Hamlet, guessing why Rosencrantz and Guildenstern are at court, explains his madness (or "madness") as melancholy: "I have of late, but wherefore I know not, lost all my mirth, foregone all custom of excercises; and indeed it goes so heavily with me that this goodly frame, the earth, seems to me a sterile promontory; this most excellent canopy, the air, look you, this brave o'erhanging firmament, this majestical roof, fretted with golden fire, why it appeareth nothing to me but a foul and pestilent congregation of vapours" (2.2.303-311).

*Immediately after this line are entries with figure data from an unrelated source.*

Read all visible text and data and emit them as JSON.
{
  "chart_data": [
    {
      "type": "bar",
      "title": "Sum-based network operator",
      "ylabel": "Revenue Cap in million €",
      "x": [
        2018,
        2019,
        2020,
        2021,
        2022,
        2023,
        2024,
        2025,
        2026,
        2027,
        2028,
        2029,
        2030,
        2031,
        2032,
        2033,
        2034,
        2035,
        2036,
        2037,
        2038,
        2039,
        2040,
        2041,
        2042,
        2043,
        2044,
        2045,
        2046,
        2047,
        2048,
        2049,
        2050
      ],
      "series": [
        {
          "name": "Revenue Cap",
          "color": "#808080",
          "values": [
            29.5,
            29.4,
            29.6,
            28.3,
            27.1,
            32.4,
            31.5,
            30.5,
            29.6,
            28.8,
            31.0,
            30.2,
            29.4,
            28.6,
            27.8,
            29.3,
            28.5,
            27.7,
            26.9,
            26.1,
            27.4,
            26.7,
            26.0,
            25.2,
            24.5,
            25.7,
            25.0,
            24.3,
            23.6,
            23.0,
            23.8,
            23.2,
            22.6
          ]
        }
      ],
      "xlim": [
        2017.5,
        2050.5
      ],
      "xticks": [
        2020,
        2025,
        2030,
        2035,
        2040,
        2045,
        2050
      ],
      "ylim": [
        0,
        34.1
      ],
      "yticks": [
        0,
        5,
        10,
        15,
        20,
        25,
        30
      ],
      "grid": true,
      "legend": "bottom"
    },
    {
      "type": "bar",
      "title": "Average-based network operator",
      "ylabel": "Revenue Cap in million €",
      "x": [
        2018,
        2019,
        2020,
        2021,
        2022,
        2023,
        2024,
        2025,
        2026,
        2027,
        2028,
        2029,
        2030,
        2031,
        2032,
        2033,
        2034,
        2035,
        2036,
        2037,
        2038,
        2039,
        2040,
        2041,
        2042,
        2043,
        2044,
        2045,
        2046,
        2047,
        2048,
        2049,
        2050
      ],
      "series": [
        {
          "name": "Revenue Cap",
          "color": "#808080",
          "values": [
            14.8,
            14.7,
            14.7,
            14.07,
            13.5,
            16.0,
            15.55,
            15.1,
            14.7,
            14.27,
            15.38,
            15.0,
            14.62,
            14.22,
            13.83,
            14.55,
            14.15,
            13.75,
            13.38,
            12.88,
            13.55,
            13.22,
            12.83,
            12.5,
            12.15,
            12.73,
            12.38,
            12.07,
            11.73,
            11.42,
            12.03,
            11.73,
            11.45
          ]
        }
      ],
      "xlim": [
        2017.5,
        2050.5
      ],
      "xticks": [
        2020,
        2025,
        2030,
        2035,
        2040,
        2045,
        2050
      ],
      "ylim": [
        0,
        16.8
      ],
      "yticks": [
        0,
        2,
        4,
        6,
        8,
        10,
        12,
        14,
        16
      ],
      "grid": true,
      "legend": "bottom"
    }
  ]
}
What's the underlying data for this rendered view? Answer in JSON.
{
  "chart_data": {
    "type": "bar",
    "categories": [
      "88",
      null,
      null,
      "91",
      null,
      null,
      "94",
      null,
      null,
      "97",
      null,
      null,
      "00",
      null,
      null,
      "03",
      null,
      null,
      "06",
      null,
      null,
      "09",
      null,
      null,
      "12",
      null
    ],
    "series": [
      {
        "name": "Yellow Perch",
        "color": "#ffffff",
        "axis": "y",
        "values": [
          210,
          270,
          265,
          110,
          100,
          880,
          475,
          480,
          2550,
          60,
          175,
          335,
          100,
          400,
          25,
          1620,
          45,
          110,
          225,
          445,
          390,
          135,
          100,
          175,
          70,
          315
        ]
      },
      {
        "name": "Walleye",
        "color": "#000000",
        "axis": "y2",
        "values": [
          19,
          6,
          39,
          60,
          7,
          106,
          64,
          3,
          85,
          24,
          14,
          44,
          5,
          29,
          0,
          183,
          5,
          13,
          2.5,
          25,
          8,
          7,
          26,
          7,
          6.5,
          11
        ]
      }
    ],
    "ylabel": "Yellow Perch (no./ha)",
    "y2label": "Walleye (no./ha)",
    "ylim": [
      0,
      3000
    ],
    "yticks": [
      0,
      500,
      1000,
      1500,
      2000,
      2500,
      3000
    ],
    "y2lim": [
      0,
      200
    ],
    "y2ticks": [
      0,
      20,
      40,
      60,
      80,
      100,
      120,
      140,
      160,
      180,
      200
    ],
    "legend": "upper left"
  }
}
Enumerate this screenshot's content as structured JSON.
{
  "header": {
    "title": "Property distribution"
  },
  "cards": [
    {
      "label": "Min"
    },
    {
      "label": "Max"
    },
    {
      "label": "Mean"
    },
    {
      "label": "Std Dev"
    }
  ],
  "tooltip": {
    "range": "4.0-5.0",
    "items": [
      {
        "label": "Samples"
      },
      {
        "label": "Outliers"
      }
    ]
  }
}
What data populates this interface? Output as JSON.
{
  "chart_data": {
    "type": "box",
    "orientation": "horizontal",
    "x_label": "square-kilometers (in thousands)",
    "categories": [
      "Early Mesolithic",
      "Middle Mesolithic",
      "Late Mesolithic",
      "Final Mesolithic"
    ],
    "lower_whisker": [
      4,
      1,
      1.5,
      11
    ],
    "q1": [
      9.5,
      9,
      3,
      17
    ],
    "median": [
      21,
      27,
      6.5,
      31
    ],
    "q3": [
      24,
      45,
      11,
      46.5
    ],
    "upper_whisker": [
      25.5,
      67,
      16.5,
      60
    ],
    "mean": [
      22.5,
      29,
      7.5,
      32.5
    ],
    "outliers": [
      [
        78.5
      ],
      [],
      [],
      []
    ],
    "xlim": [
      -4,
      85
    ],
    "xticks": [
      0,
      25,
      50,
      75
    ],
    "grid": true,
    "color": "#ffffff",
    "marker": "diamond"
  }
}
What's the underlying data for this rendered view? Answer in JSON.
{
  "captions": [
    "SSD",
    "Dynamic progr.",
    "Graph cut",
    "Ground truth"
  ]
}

One of the recognised sources of excessive melancholy was love, unrequited love in particular. Thus it is not surprising that Polonius decides that Hamlet is mad for Ophelia's love; there is a bitter irony in Ophelia's madness, triggered in part by her rejection by Hamlet.

(Click for melancholy as one of the four humours.)

Footnotes

  1. Hospitals

    The government was increasingly accepting the need for care of the sick and needy. In London there were also Christ's Hospital for children, Bridewell for vagrants, and the two hospitals for the sick, St. Thomas' and St. Bartholomew's.

  2. Bedlam on stage

    Shakespeare does not show scenes inside Bedlam, but some of his contemporaries did. Thomas Middleton (in collaboration with Rowley), in The Changeling, shows several scenes in the asylum: the inmates are threatened with whips if they show any spirit, and are being trained to provide entertainment at a lord's banquet.

    In John Webster's The Duchess of Malfi, the Duchess' brother -- who himself later suffers from lycanthropia -- torments her with a show of madmen.

    Those who suffer from lycanthropia believe themselves to be wolves; it was thought to develop from extreme melancholia. Ferdinand, after he has ruthlessly killed his sister, says that the only difference between him and a wolf is that the wolf's skin is hairy on the outside, his on the inside (5.2.17-18).

  3. Theseus on poets and madmen

    In A Midsummer Night's Dream (5.1.7-22), Duke Theseus draws a parallel between three kinds of "madness": the lunatic, the lover, and the poet. (As with all passages read in this program, the pronunciation is what Shakespeare himself would have used. Click for more on his pronunciation.)

    Listen to his speech:

  4. The loss of reason

    Hamlet's distress at his mother's rapid change of loyalty from his father to Claudius prompts this comment: "O God, a beast that wants [lacks] discourse of reason/Would have mourned longer" (1.2.150-51).